Fecha-se a última porta para a saída com um mínimo de compostura de um dos episódios, ainda inconcluso, dos mais humilhantes da nossa crônica parlamentar – um recorde a mais para a coleção presidencial dos maiores de todos os tempos.

É inacreditável a insensibilidade moral dos principais personagens da tragicomédia de pastelão que distrai a platéia e engulha os que não relaxam para gozar a pândega licenciosa.

A começar pelo ator principal. O senador Renan Calheiros, flor do buquê do PMDB de Alagoas, é advogado, com longa militância política desde o mandato de deputado estadual na legislatura de 1979–1983; deputado federal, senador, ministro, líder, com a bagagem e a experiência que torna incompreensível a cegueira e a incompetência com que vem se conduzindo na crise que acena com o corte da ambiciosa ascensão.

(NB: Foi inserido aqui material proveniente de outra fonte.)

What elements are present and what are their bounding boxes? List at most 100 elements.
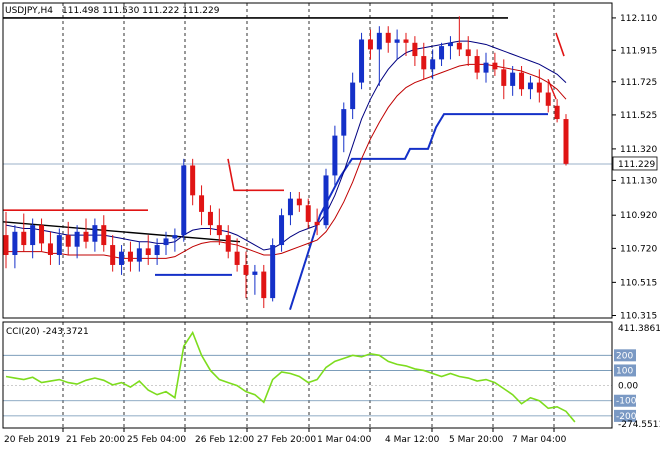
candle-body — [421, 56, 427, 70]
candle — [536, 69, 542, 103]
price-tick-label: 110.720 — [620, 244, 657, 254]
candle — [545, 82, 551, 113]
candle-body — [21, 231, 27, 246]
candle-body — [199, 195, 205, 212]
candle-body — [563, 119, 569, 164]
candle-body — [83, 231, 89, 242]
candle-body — [190, 165, 196, 196]
candle-body — [181, 165, 187, 236]
candle — [252, 264, 258, 295]
level-lines — [2, 17, 612, 311]
candle — [207, 205, 213, 236]
cci-panel — [3, 330, 612, 423]
candle — [359, 32, 365, 90]
candle-body — [216, 225, 222, 236]
price-tick-label: 111.130 — [620, 176, 657, 186]
candle — [447, 36, 453, 60]
candle-body — [439, 46, 445, 60]
cci-level-badge — [614, 409, 636, 422]
candle — [527, 75, 533, 100]
candle-body — [350, 82, 356, 110]
candle-body — [110, 245, 116, 265]
current-price-label: 111.229 — [618, 160, 655, 170]
red-short-line — [547, 79, 557, 100]
candle — [163, 231, 169, 255]
candle-body — [430, 59, 436, 70]
cci-tick-label: -200 — [616, 412, 637, 422]
moving-averages — [5, 40, 567, 259]
candle-body — [234, 251, 240, 265]
candle — [439, 42, 445, 66]
candle — [270, 238, 276, 302]
candle-body — [296, 198, 302, 206]
candle — [367, 29, 373, 60]
candle — [74, 225, 80, 259]
candle — [519, 66, 525, 96]
candle — [65, 221, 71, 255]
cci-tick-label: 0.00 — [618, 382, 638, 392]
candle-body — [510, 72, 516, 86]
candle — [136, 241, 142, 272]
candle-body — [225, 235, 231, 252]
candle — [92, 218, 98, 252]
trailing-stop-line — [289, 113, 548, 311]
candle — [56, 228, 62, 265]
candle-body — [163, 238, 169, 246]
candle — [492, 52, 498, 76]
cci-level-badge — [614, 349, 636, 362]
candle — [110, 235, 116, 272]
candle — [421, 42, 427, 80]
price-tick-label: 112.110 — [620, 14, 657, 24]
candle-body — [376, 32, 382, 50]
candle — [119, 245, 125, 275]
price-tick-label: 110.920 — [620, 211, 657, 221]
candle — [341, 102, 347, 153]
candle — [145, 235, 151, 265]
time-tick-label: 25 Feb 04:00 — [127, 435, 186, 445]
current-price-badge — [612, 156, 658, 171]
price-tick-label: 110.315 — [620, 312, 657, 322]
symbol-label: USDJPY,H4 — [5, 6, 53, 16]
candle — [474, 49, 480, 80]
candle-body — [341, 109, 347, 136]
time-tick-label: 21 Feb 20:00 — [66, 435, 125, 445]
candle — [12, 225, 18, 269]
ohlc-label: 111.498 111.530 111.222 111.229 — [62, 6, 220, 16]
candle — [216, 208, 222, 246]
candle-body — [332, 135, 338, 176]
price-tick-label: 110.515 — [620, 278, 657, 288]
cci-panel-frame — [2, 321, 613, 429]
ma-slow-line — [6, 63, 567, 259]
cci-level-badge — [614, 364, 636, 377]
candle — [323, 168, 329, 229]
candle — [279, 208, 285, 252]
candle-body — [47, 243, 53, 255]
candle-body — [154, 245, 160, 255]
time-tick-label: 1 Mar 04:00 — [317, 435, 372, 445]
candle-body — [314, 221, 320, 226]
candle-body — [456, 42, 462, 50]
candle — [385, 26, 391, 53]
candle — [261, 264, 267, 309]
candle — [3, 211, 9, 269]
candle-body — [270, 245, 276, 299]
candle-body — [65, 235, 71, 247]
candle-body — [119, 251, 125, 265]
cci-tick-label: -100 — [616, 397, 637, 407]
candle-body — [554, 105, 560, 120]
candle-body — [492, 62, 498, 70]
candle-body — [12, 231, 18, 255]
candle-body — [136, 248, 142, 262]
candle-body — [39, 225, 45, 244]
ma-fast-line — [5, 40, 567, 251]
candle — [483, 52, 489, 83]
candle-body — [536, 82, 542, 93]
red-arrow-line — [555, 32, 565, 57]
cci-tick-label: 100 — [616, 366, 633, 376]
candle-body — [145, 248, 151, 255]
candle — [430, 49, 436, 80]
axis-labels: 112.110 111.915 111.725 111.525 111.320 111.1… — [4, 14, 660, 445]
candle-body — [261, 271, 267, 299]
time-tick-label: 7 Mar 04:00 — [512, 435, 567, 445]
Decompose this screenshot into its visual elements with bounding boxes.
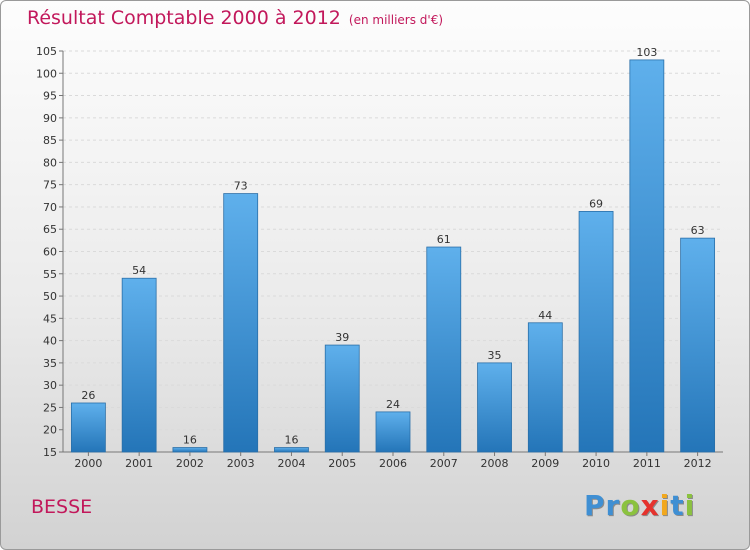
bar [578, 210, 614, 453]
bar [527, 322, 563, 453]
x-tick-label: 2011 [633, 457, 661, 470]
y-tick-label: 50 [43, 290, 57, 303]
data-label: 16 [284, 434, 298, 447]
bar [121, 277, 157, 453]
logo-letter: P [584, 489, 606, 522]
bar [680, 237, 716, 453]
bar [375, 411, 411, 453]
y-tick-label: 70 [43, 201, 57, 214]
logo-letter: t [670, 489, 685, 522]
data-label: 73 [234, 180, 248, 193]
y-tick-label: 95 [43, 90, 57, 103]
x-tick-label: 2004 [277, 457, 305, 470]
proxiti-logo: Proxiti [584, 489, 695, 522]
bar [172, 447, 208, 453]
bar [426, 246, 462, 453]
chart-subtitle: (en milliers d'€) [348, 13, 444, 27]
x-tick-label: 2010 [582, 457, 610, 470]
logo-letter: x [640, 489, 660, 522]
y-tick-label: 45 [43, 312, 57, 325]
y-tick-label: 90 [43, 112, 57, 125]
y-tick-label: 85 [43, 134, 57, 147]
x-tick-label: 2002 [176, 457, 204, 470]
data-label: 61 [437, 233, 451, 246]
y-tick-label: 105 [36, 45, 57, 58]
x-tick-label: 2008 [481, 457, 509, 470]
y-tick-label: 75 [43, 179, 57, 192]
logo-letter: r [605, 489, 621, 522]
x-tick-label: 2000 [74, 457, 102, 470]
x-tick-label: 2006 [379, 457, 407, 470]
y-tick-label: 15 [43, 446, 57, 459]
y-tick-label: 35 [43, 357, 57, 370]
bar [477, 362, 512, 453]
x-tick-label: 2001 [125, 457, 153, 470]
y-tick-label: 55 [43, 268, 57, 281]
x-tick-label: 2009 [531, 457, 559, 470]
x-tick-label: 2005 [328, 457, 356, 470]
y-tick-label: 65 [43, 223, 57, 236]
data-label: 44 [538, 309, 552, 322]
y-tick-label: 40 [43, 335, 57, 348]
x-tick-label: 2003 [227, 457, 255, 470]
x-tick-label: 2012 [684, 457, 712, 470]
y-tick-label: 80 [43, 156, 57, 169]
bar [70, 402, 106, 453]
x-tick-label: 2007 [430, 457, 458, 470]
logo-letter: o [620, 489, 641, 522]
city-name: BESSE [31, 496, 93, 518]
y-tick-label: 25 [43, 401, 57, 414]
bar [324, 344, 360, 453]
bar [223, 193, 259, 453]
y-tick-label: 60 [43, 246, 57, 259]
data-label: 69 [589, 197, 603, 210]
chart-title: Résultat Comptable 2000 à 2012 (en millie… [27, 7, 443, 29]
y-tick-label: 20 [43, 424, 57, 437]
logo-letter: i [659, 489, 671, 522]
bar [274, 447, 309, 453]
data-label: 24 [386, 398, 400, 411]
data-label: 39 [335, 331, 349, 344]
y-tick-label: 30 [43, 379, 57, 392]
y-tick-label: 100 [36, 67, 57, 80]
data-label: 16 [183, 434, 197, 447]
data-label: 35 [488, 349, 502, 362]
data-label: 63 [691, 224, 705, 237]
data-label: 26 [81, 389, 95, 402]
bar [629, 59, 665, 453]
data-label: 54 [132, 264, 146, 277]
chart-title-main: Résultat Comptable 2000 à 2012 [27, 7, 341, 29]
logo-letter: i [684, 489, 696, 522]
data-label: 103 [636, 46, 657, 59]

Desde que estourou há mais de um mês a denúncia do seu caso amoroso com a jornalista Mônica Veloso, que já festejou o terceiro aniversário e do qual gerou a filha de três anos, que se expôs a impossibilidade da sua permanência como presidente do Senado.

Não se trata da impostura de falsos melindres. Há um limite na flexibilidade dos frouxos costumes sociais. Certamente que não era segredo para a bisbilhotice brasiliense a sua ligação com a repórter. Até aí dava para tapar os olhos e fingir a cegueira. O escândalo engrossou, invadiu o noticiário com as investigações pela Polícia Federal da denúncia que o senador pagava a pensão mensal de R$ 12 mil à mãe de sua filha com recursos do lobista Cláudio Gontijo, da empreiteira Mendes Júnior.

A repercussão na imprensa, na sociedade, repicou no Congresso com o mais baixo índice de confiança popular e empurrou o Senado a avançar na rota sinuosa das medidas parlamentares.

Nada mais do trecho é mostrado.